TRPV4 has been suggested as one thermosensitive gene involved in TSD in the American alligator (Yatsu et al. 2015). We found no significant expression or sex-bias of TRPV4 at any of our time points in any of the three tissues. This may be due to our sampling at different developmental stages than Yatsu et al. (2015).
Estrogenic regulation of gene expression
Estrogen regulation of gene expression is best understood in humans from work dissecting the molecular basis of estrogen-responsive and non-responsive breast cancers in tissue models. That work has shown that in human estrogen-responsive tissues, estrogen promotes the expression of genes by allowing estrogen receptors to bind to enhancer DNA sequences (Dahlman-Wright et al. 2006). However, the enhancers to which estrogen receptors bind are usually distal to the genes they regulate (Carroll et al. 2006). Due to the sex-reversing effects of estrogen exposure during crocodilian development via estrogen receptor alpha (Kohno et al. 2015) and the extreme female-biased expression of the gene coding for aromatase, we hypothesize that estrogen signaling through ESR1 binding is a major driver of female-biased gene expression during temperature-dependent sex determination in the American alligator.

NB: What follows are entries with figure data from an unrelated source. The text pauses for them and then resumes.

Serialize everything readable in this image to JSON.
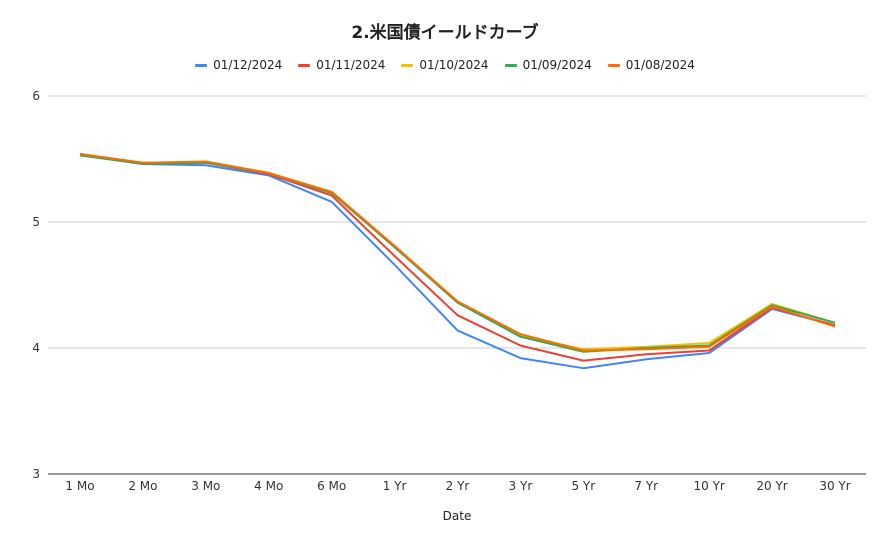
{
  "chart_data": {
    "type": "line",
    "title": "2.米国債イールドカーブ",
    "xlabel": "Date",
    "ylabel": "",
    "categories": [
      "1 Mo",
      "2 Mo",
      "3 Mo",
      "4 Mo",
      "6 Mo",
      "1 Yr",
      "2 Yr",
      "3 Yr",
      "5 Yr",
      "7 Yr",
      "10 Yr",
      "20 Yr",
      "30 Yr"
    ],
    "ylim": [
      3,
      6
    ],
    "yticks": [
      "3",
      "4",
      "5",
      "6"
    ],
    "grid": true,
    "legend_position": "top",
    "series": [
      {
        "name": "01/12/2024",
        "color": "#4285f4",
        "values": [
          5.53,
          5.46,
          5.45,
          5.37,
          5.16,
          4.66,
          4.14,
          3.92,
          3.84,
          3.91,
          3.96,
          4.31,
          4.18
        ]
      },
      {
        "name": "01/11/2024",
        "color": "#ea4335",
        "values": [
          5.54,
          5.47,
          5.47,
          5.38,
          5.21,
          4.73,
          4.26,
          4.02,
          3.9,
          3.95,
          3.98,
          4.32,
          4.18
        ]
      },
      {
        "name": "01/10/2024",
        "color": "#fbbc04",
        "values": [
          5.53,
          5.47,
          5.47,
          5.39,
          5.23,
          4.8,
          4.37,
          4.1,
          3.99,
          4.01,
          4.04,
          4.35,
          4.2
        ]
      },
      {
        "name": "01/09/2024",
        "color": "#34a853",
        "values": [
          5.53,
          5.46,
          5.47,
          5.39,
          5.23,
          4.8,
          4.36,
          4.09,
          3.97,
          4.0,
          4.02,
          4.34,
          4.2
        ]
      },
      {
        "name": "01/08/2024",
        "color": "#ff6d01",
        "values": [
          5.54,
          5.47,
          5.48,
          5.39,
          5.24,
          4.81,
          4.37,
          4.11,
          3.98,
          3.99,
          4.01,
          4.33,
          4.17
        ]
      }
    ]
  }
}
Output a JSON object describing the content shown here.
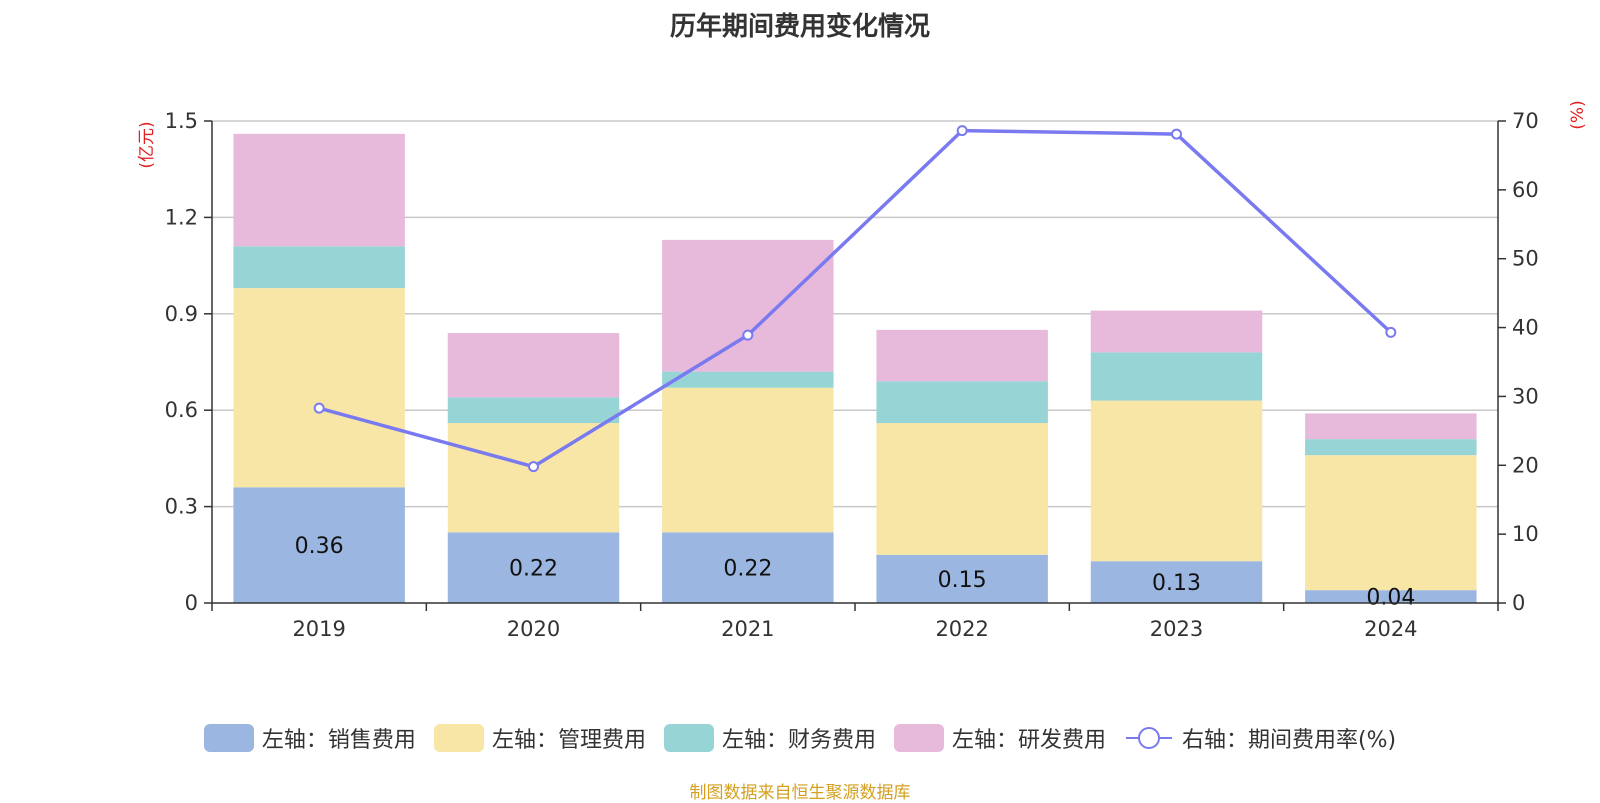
{
  "title": "历年期间费用变化情况",
  "left_axis_unit": "(亿元)",
  "right_axis_unit": "(%)",
  "footer": "制图数据来自恒生聚源数据库",
  "colors": {
    "sales": "#9bb7e1",
    "admin": "#f8e6a7",
    "finance": "#97d4d6",
    "rnd": "#e7b9da",
    "rate": "#7a7af0",
    "unit": "#e02020",
    "footer": "#d4a020",
    "grid": "#c8c8c8"
  },
  "legend": [
    {
      "key": "sales",
      "label": "左轴：销售费用",
      "icon": "swatch"
    },
    {
      "key": "admin",
      "label": "左轴：管理费用",
      "icon": "swatch"
    },
    {
      "key": "finance",
      "label": "左轴：财务费用",
      "icon": "swatch"
    },
    {
      "key": "rnd",
      "label": "左轴：研发费用",
      "icon": "swatch"
    },
    {
      "key": "rate",
      "label": "右轴：期间费用率(%)",
      "icon": "line-circle"
    }
  ],
  "chart_data": {
    "type": "bar",
    "stacked": true,
    "categories": [
      "2019",
      "2020",
      "2021",
      "2022",
      "2023",
      "2024"
    ],
    "series": [
      {
        "key": "sales",
        "name": "左轴：销售费用",
        "axis": "left",
        "values": [
          0.36,
          0.22,
          0.22,
          0.15,
          0.13,
          0.04
        ],
        "labels": [
          "0.36",
          "0.22",
          "0.22",
          "0.15",
          "0.13",
          "0.04"
        ]
      },
      {
        "key": "admin",
        "name": "左轴：管理费用",
        "axis": "left",
        "values": [
          0.62,
          0.34,
          0.45,
          0.41,
          0.5,
          0.42
        ]
      },
      {
        "key": "finance",
        "name": "左轴：财务费用",
        "axis": "left",
        "values": [
          0.13,
          0.08,
          0.05,
          0.13,
          0.15,
          0.05
        ]
      },
      {
        "key": "rnd",
        "name": "左轴：研发费用",
        "axis": "left",
        "values": [
          0.35,
          0.2,
          0.41,
          0.16,
          0.13,
          0.08
        ]
      },
      {
        "key": "rate",
        "name": "右轴：期间费用率(%)",
        "axis": "right",
        "type": "line",
        "values": [
          28.3,
          19.8,
          38.9,
          68.6,
          68.1,
          39.3
        ]
      }
    ],
    "y_left": {
      "ylim": [
        0,
        1.5
      ],
      "ticks": [
        "0",
        "0.3",
        "0.6",
        "0.9",
        "1.2",
        "1.5"
      ]
    },
    "y_right": {
      "ylim": [
        0,
        70
      ],
      "ticks": [
        "0",
        "10",
        "20",
        "30",
        "40",
        "50",
        "60",
        "70"
      ]
    },
    "grid": true,
    "legend_position": "bottom"
  }
}
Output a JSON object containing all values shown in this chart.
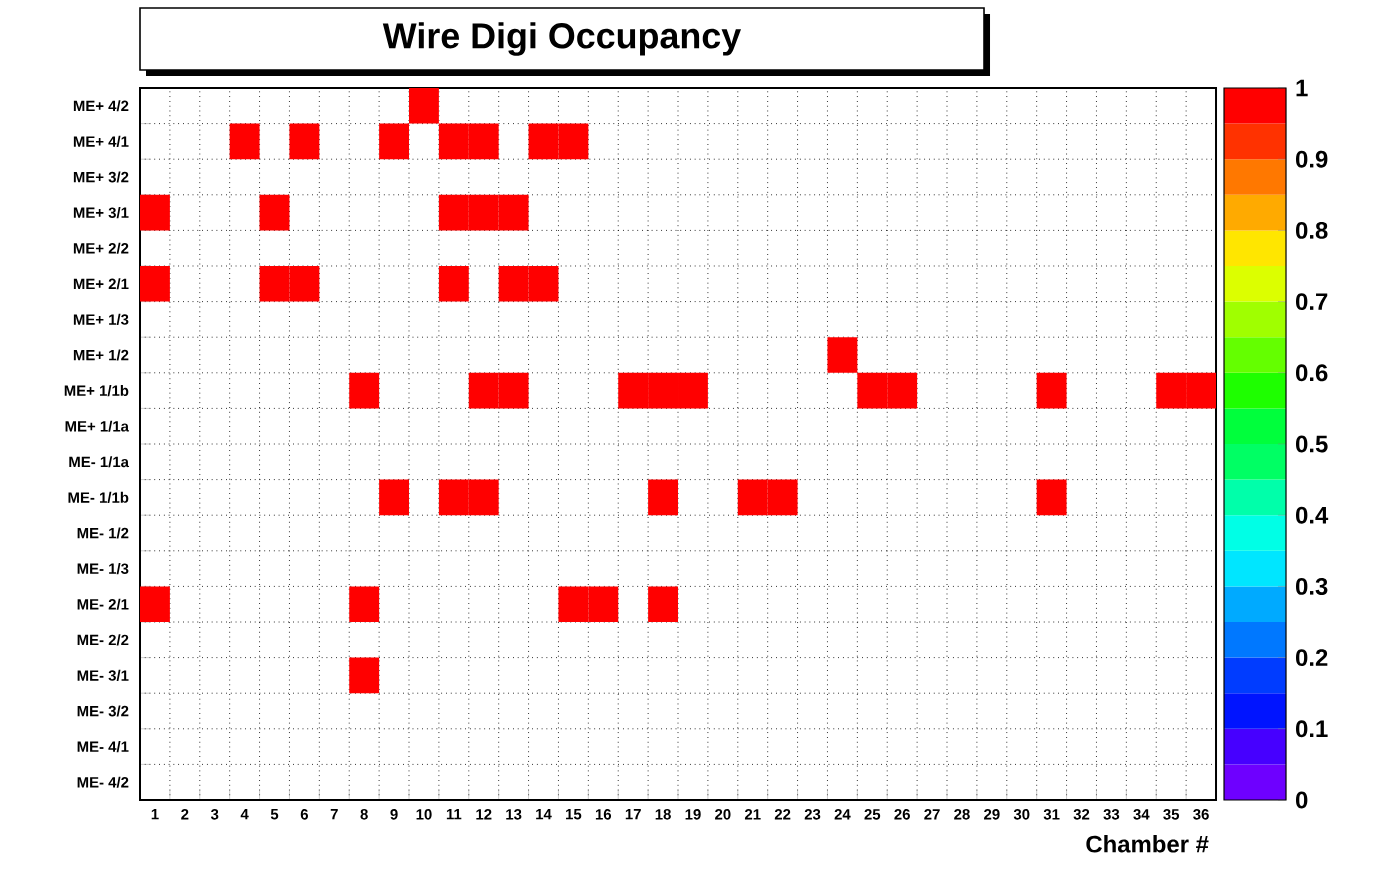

We first tested this hypothesis by looking for enrichment of genes with female-biased expression in the post-TSP gonads of alligator embryos in the genomic regions surrounding computationally-predicted estrogen receptor binding sites. The DNA-binding domain of ESR1 is perfectly conserved among humans, chickens, and alligators (Figure S3b, Table S2) and the DNA-binding motif of ESR1 in human estrogen-responsive cells is well characterized (Gruber et al. 2004; Carroll et al. 2006; Lin et al. 2007). Therefore, we predicted ESR1 binding sites in the American alligator genome using the motif representing the human estrogen response element. We found that while 337 (2.26%) of the 14,943 genes expressed in the post-TSP gonad have female-biased expression, 62 (3.11%) of the 1,991 expressed genes within 50kb of a putative estrogen receptor binding site have female-biased expression (E = 44.9; hypergeometric test p = 4.79 × 10−3). This indicates that genes are significantly more likely to have female-biased expression in the post-TSP gonad if they are near a location in the genome where ESR1 is predicted to bind.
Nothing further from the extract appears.